What was advertised in a colonial American newspaper 250 years ago this week?

New-York Journal (September 13, 1770).

“The best Clubs, and the greatest Entertainments in this City, were at the above Tavern.”

Samuel Fraunces was one of the most illustrious tavernkeepers of his day.  His fame continues into the twenty-first century, due in part to the quality of the services he provided to guests in eighteenth-century America and in part to the continued operation of Fraunces Tavern as a restaurant and museum at the corner of Pearl Street and Broad Street in New York.  Fraunces advertised the various taverns he operated in the late 1760s and early 1770s.  More than a decade later, he hosted George Washington’s farewell to his officers at the conclusion of the Revolutionary War.

Fraunces ran an advertisement in the September 13, 1770, edition of the New-York Journal to announce the opening of his newest venture, the “QUEEN’s-HEAD TAVERN, Near the Exchange.”  He attempted to downplay the necessity of placing an advertisement even as he promoted the various services and amenities available at his tavern.  He emphasized that during his “many Years” of operating a tavern “the best Clubs” met at his establishment and experienced “the greatest Entertainments.”  Given the reputation he had built, Fraunces “flatters himself the Public are so well satisfied of his Ability to serve them, as to render the swelling of an Advertisement useless.”  Its only purpose, he declared, was to “assure his former Friends and the Public in general, that every Endeavour will be used to give them the highest Satisfaction.”

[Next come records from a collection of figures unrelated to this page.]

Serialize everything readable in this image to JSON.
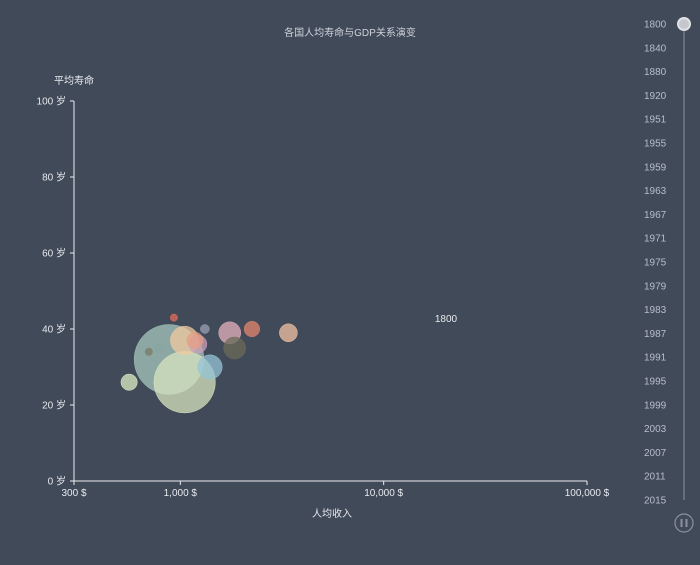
{
  "chart_data": {
    "type": "scatter",
    "title": "各国人均寿命与GDP关系演变",
    "xlabel": "人均收入",
    "ylabel": "平均寿命",
    "x_scale": "log",
    "xlim": [
      300,
      100000
    ],
    "ylim": [
      0,
      100
    ],
    "x_ticks": [
      {
        "value": 300,
        "label": "300 $"
      },
      {
        "value": 1000,
        "label": "1,000 $"
      },
      {
        "value": 10000,
        "label": "10,000 $"
      },
      {
        "value": 100000,
        "label": "100,000 $"
      }
    ],
    "y_ticks": [
      {
        "value": 0,
        "label": "0 岁"
      },
      {
        "value": 20,
        "label": "20 岁"
      },
      {
        "value": 40,
        "label": "40 岁"
      },
      {
        "value": 60,
        "label": "60 岁"
      },
      {
        "value": 80,
        "label": "80 岁"
      },
      {
        "value": 100,
        "label": "100 岁"
      }
    ],
    "current_year_label": "1800",
    "grid": false,
    "points": [
      {
        "x": 880,
        "y": 32,
        "population": 180,
        "color": "#a7c7bd"
      },
      {
        "x": 1050,
        "y": 26,
        "population": 140,
        "color": "#d7e3bf"
      },
      {
        "x": 1050,
        "y": 37,
        "population": 30,
        "color": "#f0c9a0"
      },
      {
        "x": 1400,
        "y": 30,
        "population": 22,
        "color": "#96c4d6"
      },
      {
        "x": 1750,
        "y": 39,
        "population": 18,
        "color": "#e4b0bc"
      },
      {
        "x": 1850,
        "y": 35,
        "population": 18,
        "color": "#6b6b58"
      },
      {
        "x": 1220,
        "y": 36,
        "population": 12,
        "color": "#c9a0b9"
      },
      {
        "x": 1180,
        "y": 37,
        "population": 10,
        "color": "#e69f86"
      },
      {
        "x": 2250,
        "y": 40,
        "population": 9,
        "color": "#e3856b"
      },
      {
        "x": 3400,
        "y": 39,
        "population": 12,
        "color": "#f0c3a4"
      },
      {
        "x": 560,
        "y": 26,
        "population": 10,
        "color": "#dcecc4"
      },
      {
        "x": 930,
        "y": 43,
        "population": 2,
        "color": "#e36d5a"
      },
      {
        "x": 700,
        "y": 34,
        "population": 2,
        "color": "#7a7a66"
      },
      {
        "x": 1320,
        "y": 40,
        "population": 3,
        "color": "#9aa0b5"
      },
      {
        "x": 790,
        "y": 35,
        "population": 3,
        "color": "#8aa6a0"
      }
    ]
  },
  "timeline": {
    "years": [
      "1800",
      "1840",
      "1880",
      "1920",
      "1951",
      "1955",
      "1959",
      "1963",
      "1967",
      "1971",
      "1975",
      "1979",
      "1983",
      "1987",
      "1991",
      "1995",
      "1999",
      "2003",
      "2007",
      "2011",
      "2015"
    ],
    "current_index": 0,
    "play_icon": "pause-icon"
  },
  "colors": {
    "background": "#404a59",
    "axis": "#eeeeee",
    "text": "#cfd3da"
  }
}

Yet other “swelling” embellished Fraunces’s advertisement as he attempted to attract patrons.  He noted renovations taking place; the tavern was “now fitting up in the most genteel and convenient Manner.”  He also inserted a nota bene to inform prospective customers that he provided take-out and delivery options for those “who live at a convenient Distance.”  Fraunces concluded with a manicule directing attention to a short note explaining that the “House at the Gardens will be duly attended as usual.”  He referred to another venture that he operated simultaneously, Vauxhall Garden, a restaurant, tavern, and pleasure garden named after the popular site in London.

Fraunces had indeed established his reputation as restaurateur and tavernkeeper before opening the Queen’s Head Tavern in the fall of 1770, yet he did not consider his past success sufficient for attracting patrons to his new enterprise.  Instead, he inserted an advertisement to spread the word about his newest venture, amplifying his reputation in the process.